When I visited Santo Domingo, the capital of the Dominican Republic, in 2011, I was fascinated by the unfinished, first and oldest Cathedral of the Americas. First building activities were started by Governor Diego Colon, Christopher Columbus’s son, around 1510.

Outside the building, we found a row of gargoyles, which were obviously carved from local limestone, because the fossilized corals were clearly visible in the sculptures, giving them very interesting additional layers of meaning. The gargoyles prompted me to make a series of prints, in which I connect the past with the future. The enormous consequence of the arrival of Columbus has been the Spanish Conquest of the Americas, with all history that follows. A major local consequence for this island, was the extermination of the local Taino indians, through conflict, disease and slavery.

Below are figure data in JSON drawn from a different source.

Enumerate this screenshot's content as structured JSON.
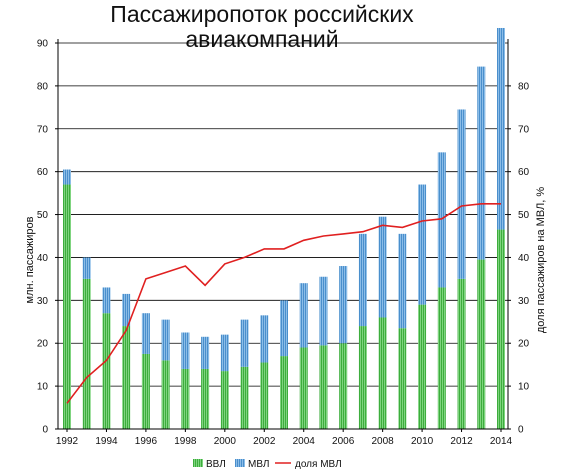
{
  "chart_data": {
    "type": "bar",
    "title_lines": [
      "Пассажиропоток российских",
      "авиакомпаний"
    ],
    "ylabel_left": "млн. пассажиров",
    "ylabel_right": "доля пассажиров на МВЛ, %",
    "ylim_left": [
      0,
      90
    ],
    "ylim_right": [
      0,
      90
    ],
    "yticks_left": [
      0,
      10,
      20,
      30,
      40,
      50,
      60,
      70,
      80,
      90
    ],
    "yticks_right": [
      0,
      10,
      20,
      30,
      40,
      50,
      60,
      70,
      80
    ],
    "x_tick_labels": [
      "1992",
      "1994",
      "1996",
      "1998",
      "2000",
      "2002",
      "2004",
      "2006",
      "2008",
      "2010",
      "2012",
      "2014"
    ],
    "categories": [
      1992,
      1993,
      1994,
      1995,
      1996,
      1997,
      1998,
      1999,
      2000,
      2001,
      2002,
      2003,
      2004,
      2005,
      2006,
      2007,
      2008,
      2009,
      2010,
      2011,
      2012,
      2013,
      2014
    ],
    "stacked": true,
    "grid": true,
    "legend_position": "bottom",
    "series": [
      {
        "name": "ВВЛ",
        "kind": "bar",
        "color": "#3dad3d",
        "values": [
          57,
          35,
          27,
          24,
          17.5,
          16,
          14,
          14,
          13.5,
          14.5,
          15.5,
          17,
          19,
          19.5,
          20,
          24,
          26,
          23.5,
          29,
          33,
          35,
          39.5,
          46.5
        ]
      },
      {
        "name": "МВЛ",
        "kind": "bar",
        "color": "#4a8fcc",
        "values": [
          3.5,
          5,
          6,
          7.5,
          9.5,
          9.5,
          8.5,
          7.5,
          8.5,
          11,
          11,
          13,
          15,
          16,
          18,
          21.5,
          23.5,
          22,
          28,
          31.5,
          39.5,
          45,
          47
        ]
      },
      {
        "name": "доля МВЛ",
        "kind": "line",
        "axis": "right",
        "color": "#e02020",
        "values": [
          6,
          12,
          16,
          23,
          35,
          36.5,
          38,
          33.5,
          38.5,
          40,
          42,
          42,
          44,
          45,
          45.5,
          46,
          47.5,
          47,
          48.5,
          49,
          52,
          52.5,
          52.5
        ]
      }
    ]
  }
}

Today, the island is visited by tourists, many of them descendants from kolonial times. They come for the sun and sea. However, in our day and age a new tragedy is happening: the diminishing of the coral reefs, due to overfishing, climate change, and pollution.

I have looked into more specific historical information on these gargoyles, but have found very few references. I decided that they depict dogs, in reference to the Dominican Order, after which the Island is named.

According to tradition, Saint Dominic’s mother had a vision while she was pregnant of a dog illuminating the world with a torch held in its muzzle. Years later, Saint Dominic formed the Dominican Order and called its members “DOMINICANIS” meaning “Dogs of the Lord,” the etymologic root of the term Dominicans.


Today this symbol forms a part of the Shield of the Autonomous University of Santo Domingo, the first University established in the Americas. It was founded during the reign of Spain’s King Charles I under the patronage of Saint Thomas Aquinas through the Bulla In Apostolatus Culmine.